Performance data to support Question 3--Job CSBPRHN1 is processing the single extent EMPL_HISTORY table reading all the data. Job CSBPRHE2 is processing the multiple extent EMPL_HISTORY table reading all the data.

As you can see from the numbers below, the total elapsed time and total CPU don't change much by simply reading the data. So having the table in one or many extents just doesn't impact your CPU cost or your elapsed time.

SoftBase Systems Batch Analyzer Version 3.1.0

=== SQL Performance Analysis (Jobs) ===

Command ===> Scroll ===> PAGE

Filter: ON Intervals: ON From: 02/09/08 To: 02/10/08 Loctn: DB8GLOC

->

+--- RUN TIME ---+---CPU UTILIZED--+

CSBPR* Job Start | Job DB2 % | Job DB2 % | DB2 CPU% Total

Jobname Timestamp | Elapsed of Et | CPU of CPU | I all Jobs DB2 Cost

-------- ----------- -------- ------ -------- ------ -- -------- --------

_ CSBPRHN1 02/10 16:07 00:00:50 0.8 00:00:45 0.0 2 0.0 $ 0.01

_ CSBPRHN1 02/10 16:08 00:00:54 0.8 00:00:45 0.0 2 0.0 $ 0.01

_ CSBPRHE2 02/10 18:13 00:00:53 1.0 00:00:46 0.0 2 0.0 $ 0.01

_ CSBPRHE2 02/10 18:14 00:00:53 0.9 00:00:45 0.0 2 0.0 $ 0.01

An Insurance Policy
My expectations were that the elapsed times would increase with insert processing, while the elapsed and CPU times would remain flat with select and fetch processing. I didn't expect an increase in elapsed times for update processing when there are a large number of extents.

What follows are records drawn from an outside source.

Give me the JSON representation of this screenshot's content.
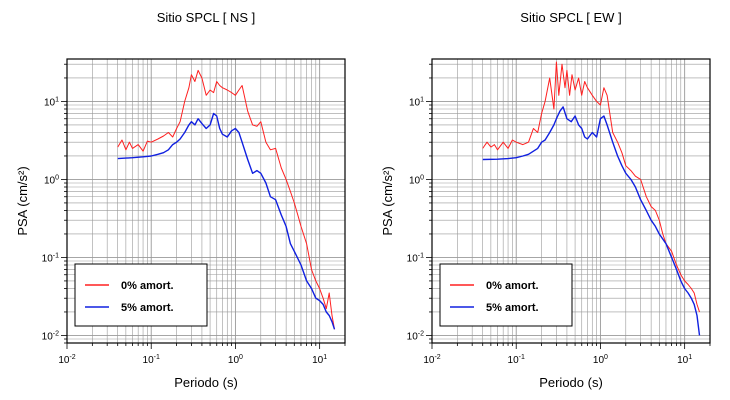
{
  "chart_data": [
    {
      "type": "line",
      "title": "Sitio SPCL [ NS ]",
      "xlabel": "Periodo (s)",
      "ylabel": "PSA (cm/s²)",
      "xscale": "log",
      "yscale": "log",
      "xlim": [
        0.01,
        20
      ],
      "ylim": [
        0.008,
        35
      ],
      "grid": true,
      "legend_position": "bottom-left",
      "xticks": [
        {
          "base": "10",
          "exp": "-2"
        },
        {
          "base": "10",
          "exp": "-1"
        },
        {
          "base": "10",
          "exp": "0"
        },
        {
          "base": "10",
          "exp": "1"
        }
      ],
      "yticks": [
        {
          "base": "10",
          "exp": "-2"
        },
        {
          "base": "10",
          "exp": "-1"
        },
        {
          "base": "10",
          "exp": "0"
        },
        {
          "base": "10",
          "exp": "1"
        }
      ],
      "series": [
        {
          "name": "0% amort.",
          "color": "#ff2020",
          "x": [
            0.04,
            0.045,
            0.05,
            0.055,
            0.06,
            0.07,
            0.08,
            0.09,
            0.1,
            0.12,
            0.14,
            0.16,
            0.18,
            0.2,
            0.22,
            0.25,
            0.28,
            0.3,
            0.33,
            0.36,
            0.4,
            0.45,
            0.5,
            0.55,
            0.6,
            0.65,
            0.7,
            0.8,
            0.9,
            1.0,
            1.1,
            1.2,
            1.4,
            1.6,
            1.8,
            2.0,
            2.3,
            2.6,
            3.0,
            3.5,
            4.0,
            4.5,
            5.0,
            5.5,
            6.0,
            7.0,
            8.0,
            9.0,
            10.0,
            11.0,
            12.0,
            13.0,
            14.0,
            15.0
          ],
          "y": [
            2.6,
            3.2,
            2.4,
            3.0,
            2.5,
            2.8,
            2.3,
            3.1,
            3.0,
            3.3,
            3.6,
            4.0,
            3.5,
            4.5,
            5.5,
            10.0,
            15.0,
            22.0,
            18.0,
            25.0,
            20.0,
            12.0,
            14.0,
            13.0,
            18.0,
            16.0,
            15.0,
            14.0,
            13.0,
            12.0,
            14.0,
            16.0,
            7.5,
            5.0,
            4.8,
            5.5,
            3.0,
            2.4,
            2.5,
            1.4,
            1.0,
            0.7,
            0.5,
            0.35,
            0.25,
            0.15,
            0.07,
            0.05,
            0.04,
            0.03,
            0.022,
            0.035,
            0.018,
            0.012
          ]
        },
        {
          "name": "5% amort.",
          "color": "#1020e0",
          "x": [
            0.04,
            0.06,
            0.08,
            0.1,
            0.12,
            0.14,
            0.16,
            0.18,
            0.2,
            0.22,
            0.25,
            0.28,
            0.3,
            0.33,
            0.36,
            0.4,
            0.45,
            0.5,
            0.55,
            0.6,
            0.65,
            0.7,
            0.8,
            0.9,
            1.0,
            1.1,
            1.2,
            1.4,
            1.6,
            1.8,
            2.0,
            2.3,
            2.6,
            3.0,
            3.5,
            4.0,
            4.5,
            5.0,
            6.0,
            7.0,
            8.0,
            9.0,
            10.0,
            11.0,
            12.0,
            13.0,
            14.0,
            15.0
          ],
          "y": [
            1.85,
            1.9,
            1.95,
            2.0,
            2.1,
            2.2,
            2.4,
            2.8,
            3.0,
            3.3,
            4.0,
            5.0,
            5.5,
            5.0,
            6.0,
            5.2,
            4.5,
            5.0,
            7.0,
            6.5,
            4.5,
            3.8,
            3.5,
            4.2,
            4.5,
            4.0,
            3.0,
            1.8,
            1.2,
            1.3,
            1.2,
            0.9,
            0.6,
            0.55,
            0.35,
            0.25,
            0.15,
            0.12,
            0.08,
            0.05,
            0.04,
            0.03,
            0.028,
            0.025,
            0.02,
            0.018,
            0.015,
            0.012
          ]
        }
      ]
    },
    {
      "type": "line",
      "title": "Sitio SPCL [ EW ]",
      "xlabel": "Periodo (s)",
      "ylabel": "PSA (cm/s²)",
      "xscale": "log",
      "yscale": "log",
      "xlim": [
        0.01,
        20
      ],
      "ylim": [
        0.008,
        35
      ],
      "grid": true,
      "legend_position": "bottom-left",
      "xticks": [
        {
          "base": "10",
          "exp": "-2"
        },
        {
          "base": "10",
          "exp": "-1"
        },
        {
          "base": "10",
          "exp": "0"
        },
        {
          "base": "10",
          "exp": "1"
        }
      ],
      "yticks": [
        {
          "base": "10",
          "exp": "-2"
        },
        {
          "base": "10",
          "exp": "-1"
        },
        {
          "base": "10",
          "exp": "0"
        },
        {
          "base": "10",
          "exp": "1"
        }
      ],
      "series": [
        {
          "name": "0% amort.",
          "color": "#ff2020",
          "x": [
            0.04,
            0.045,
            0.05,
            0.055,
            0.06,
            0.07,
            0.08,
            0.09,
            0.1,
            0.12,
            0.14,
            0.16,
            0.18,
            0.2,
            0.22,
            0.25,
            0.28,
            0.3,
            0.32,
            0.35,
            0.38,
            0.4,
            0.43,
            0.46,
            0.5,
            0.55,
            0.6,
            0.65,
            0.7,
            0.8,
            0.9,
            1.0,
            1.1,
            1.2,
            1.4,
            1.6,
            1.8,
            2.0,
            2.3,
            2.6,
            3.0,
            3.5,
            4.0,
            4.5,
            5.0,
            5.5,
            6.0,
            7.0,
            8.0,
            9.0,
            10.0,
            11.0,
            12.0,
            13.0,
            14.0,
            15.0
          ],
          "y": [
            2.5,
            3.0,
            2.6,
            2.8,
            2.4,
            3.0,
            2.5,
            3.2,
            3.0,
            2.8,
            3.0,
            4.5,
            4.0,
            7.0,
            10.0,
            20.0,
            8.0,
            32.0,
            12.0,
            30.0,
            15.0,
            25.0,
            12.0,
            22.0,
            14.0,
            20.0,
            12.0,
            18.0,
            15.0,
            12.0,
            10.0,
            9.0,
            15.0,
            12.0,
            4.0,
            3.0,
            2.2,
            1.5,
            1.3,
            1.1,
            1.0,
            0.6,
            0.45,
            0.4,
            0.3,
            0.2,
            0.15,
            0.12,
            0.08,
            0.06,
            0.05,
            0.045,
            0.04,
            0.035,
            0.025,
            0.02
          ]
        },
        {
          "name": "5% amort.",
          "color": "#1020e0",
          "x": [
            0.04,
            0.06,
            0.08,
            0.1,
            0.12,
            0.14,
            0.16,
            0.18,
            0.2,
            0.22,
            0.25,
            0.28,
            0.3,
            0.33,
            0.36,
            0.4,
            0.45,
            0.5,
            0.55,
            0.6,
            0.65,
            0.7,
            0.8,
            0.9,
            1.0,
            1.1,
            1.2,
            1.4,
            1.6,
            1.8,
            2.0,
            2.3,
            2.6,
            3.0,
            3.5,
            4.0,
            4.5,
            5.0,
            6.0,
            7.0,
            8.0,
            9.0,
            10.0,
            11.0,
            12.0,
            13.0,
            14.0,
            15.0
          ],
          "y": [
            1.8,
            1.82,
            1.85,
            1.9,
            2.0,
            2.1,
            2.3,
            2.5,
            3.0,
            3.2,
            4.0,
            5.0,
            6.0,
            7.5,
            8.5,
            6.0,
            5.5,
            6.5,
            5.0,
            4.5,
            3.5,
            3.3,
            4.0,
            3.5,
            6.0,
            6.5,
            5.0,
            3.0,
            2.0,
            1.5,
            1.2,
            1.0,
            0.8,
            0.55,
            0.4,
            0.3,
            0.25,
            0.2,
            0.15,
            0.1,
            0.07,
            0.05,
            0.04,
            0.035,
            0.03,
            0.025,
            0.018,
            0.01
          ]
        }
      ]
    }
  ]
}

Based on my testing, I'd say you should always use DB2 sliding scale secondary allocation but continue to run reports that alert you when table spaces are in an excessive number of extents.

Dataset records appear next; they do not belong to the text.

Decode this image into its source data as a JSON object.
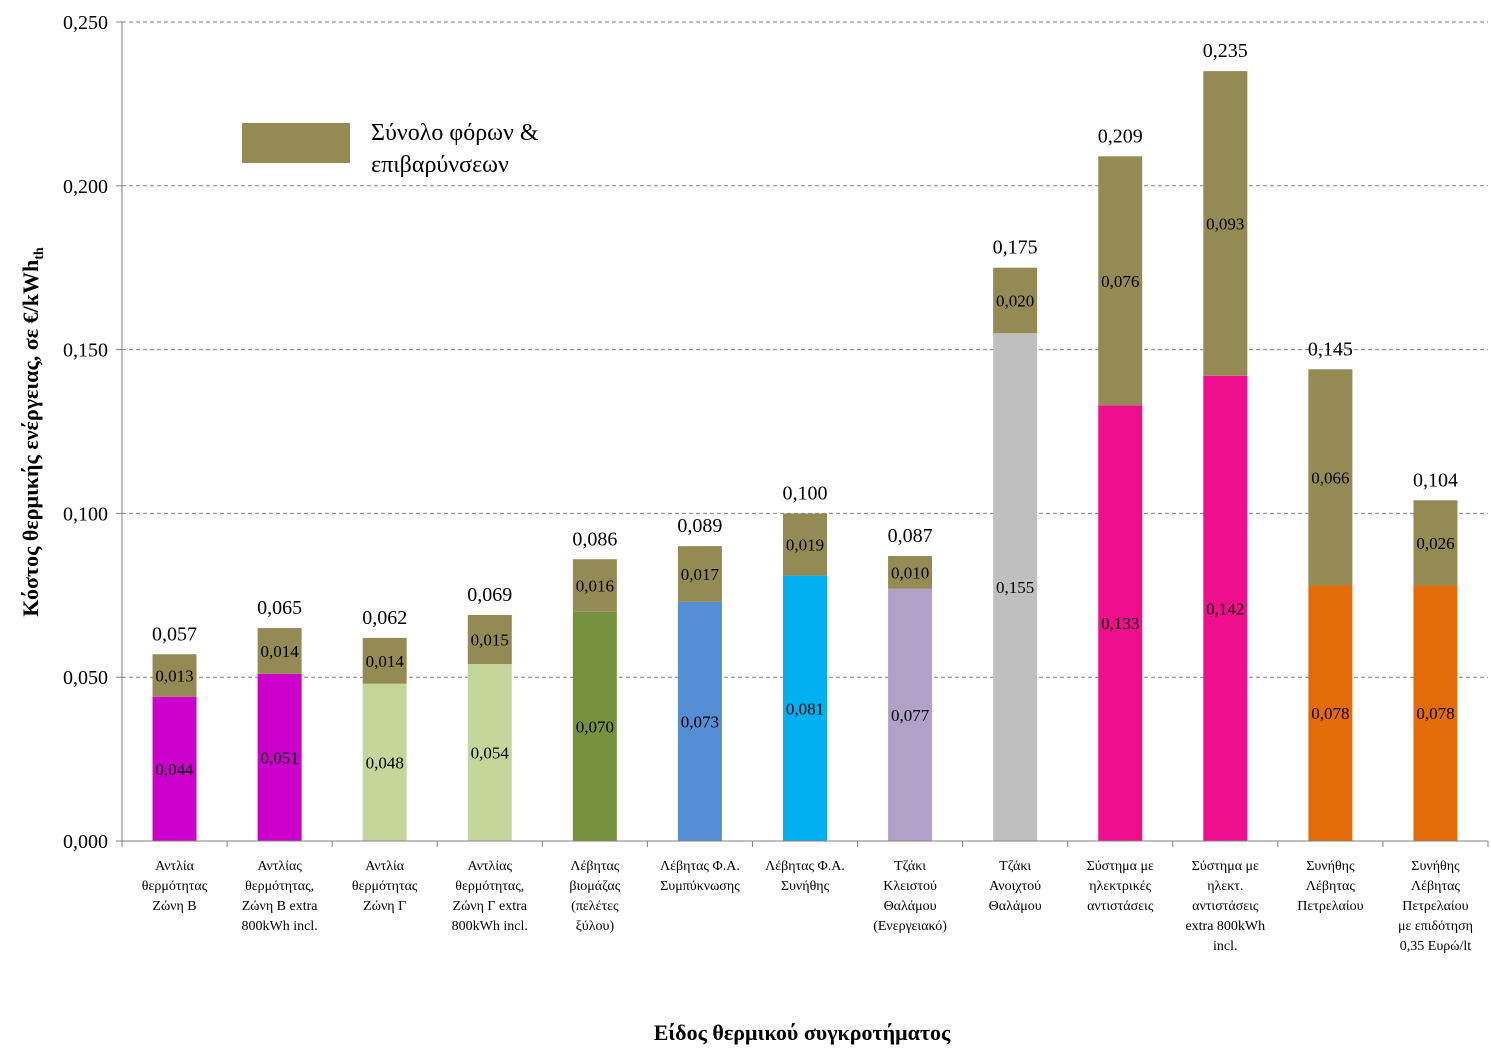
{
  "chart_data": {
    "type": "bar",
    "stacked": true,
    "xlabel": "Είδος θερμικού συγκροτήματος",
    "ylabel_main": "Κόστος θερμικής ενέργειας, σε  €/kWh",
    "ylabel_sub": "th",
    "ylim": [
      0,
      0.25
    ],
    "yticks": [
      "0,000",
      "0,050",
      "0,100",
      "0,150",
      "0,200",
      "0,250"
    ],
    "grid": true,
    "legend": {
      "position": "top-left",
      "label": "Σύνολο φόρων & επιβαρύνσεων",
      "label_lines": [
        "Σύνολο φόρων &",
        "επιβαρύνσεων"
      ],
      "color": "#948a54"
    },
    "categories": [
      {
        "lines": [
          "Αντλία",
          "θερμότητας",
          "Ζώνη Β"
        ]
      },
      {
        "lines": [
          "Αντλίας",
          "θερμότητας,",
          "Ζώνη Β extra",
          "800kWh incl."
        ]
      },
      {
        "lines": [
          "Αντλία",
          "θερμότητας",
          "Ζώνη Γ"
        ]
      },
      {
        "lines": [
          "Αντλίας",
          "θερμότητας,",
          "Ζώνη Γ extra",
          "800kWh incl."
        ]
      },
      {
        "lines": [
          "Λέβητας",
          "βιομάζας",
          "(πελέτες",
          "ξύλου)"
        ]
      },
      {
        "lines": [
          "Λέβητας Φ.Α.",
          "Συμπύκνωσης"
        ]
      },
      {
        "lines": [
          "Λέβητας Φ.Α.",
          "Συνήθης"
        ]
      },
      {
        "lines": [
          "Τζάκι",
          "Κλειστού",
          "Θαλάμου",
          "(Ενεργειακό)"
        ]
      },
      {
        "lines": [
          "Τζάκι",
          "Ανοιχτού",
          "Θαλάμου"
        ]
      },
      {
        "lines": [
          "Σύστημα με",
          "ηλεκτρικές",
          "αντιστάσεις"
        ]
      },
      {
        "lines": [
          "Σύστημα με",
          "ηλεκτ.",
          "αντιστάσεις",
          "extra 800kWh",
          "incl."
        ]
      },
      {
        "lines": [
          "Συνήθης",
          "Λέβητας",
          "Πετρελαίου"
        ]
      },
      {
        "lines": [
          "Συνήθης",
          "Λέβητας",
          "Πετρελαίου",
          "με επιδότηση",
          "0,35 Ευρώ/lt"
        ]
      }
    ],
    "base": {
      "values": [
        0.044,
        0.051,
        0.048,
        0.054,
        0.07,
        0.073,
        0.081,
        0.077,
        0.155,
        0.133,
        0.142,
        0.078,
        0.078
      ],
      "labels": [
        "0,044",
        "0,051",
        "0,048",
        "0,054",
        "0,070",
        "0,073",
        "0,081",
        "0,077",
        "0,155",
        "0,133",
        "0,142",
        "0,078",
        "0,078"
      ],
      "colors": [
        "#cc00cc",
        "#cc00cc",
        "#c4d79b",
        "#c4d79b",
        "#76923c",
        "#558ed5",
        "#00b0f0",
        "#b1a0c7",
        "#bfbfbf",
        "#ef0f8c",
        "#ef0f8c",
        "#e36c09",
        "#e36c09"
      ]
    },
    "taxes": {
      "name": "Σύνολο φόρων & επιβαρύνσεων",
      "color": "#948a54",
      "values": [
        0.013,
        0.014,
        0.014,
        0.015,
        0.016,
        0.017,
        0.019,
        0.01,
        0.02,
        0.076,
        0.093,
        0.066,
        0.026
      ],
      "labels": [
        "0,013",
        "0,014",
        "0,014",
        "0,015",
        "0,016",
        "0,017",
        "0,019",
        "0,010",
        "0,020",
        "0,076",
        "0,093",
        "0,066",
        "0,026"
      ]
    },
    "totals": {
      "values": [
        0.057,
        0.065,
        0.062,
        0.069,
        0.086,
        0.089,
        0.1,
        0.087,
        0.175,
        0.209,
        0.235,
        0.145,
        0.104
      ],
      "labels": [
        "0,057",
        "0,065",
        "0,062",
        "0,069",
        "0,086",
        "0,089",
        "0,100",
        "0,087",
        "0,175",
        "0,209",
        "0,235",
        "0,145",
        "0,104"
      ]
    }
  }
}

You'd then size the primary allocation to reduce the number of extents. Based on my initial test reducing the number of extents will help your insert and update processing.

Remember that sliding scale secondary allocation is like an insurance policy. It'll keep your applications up and running in both test and production.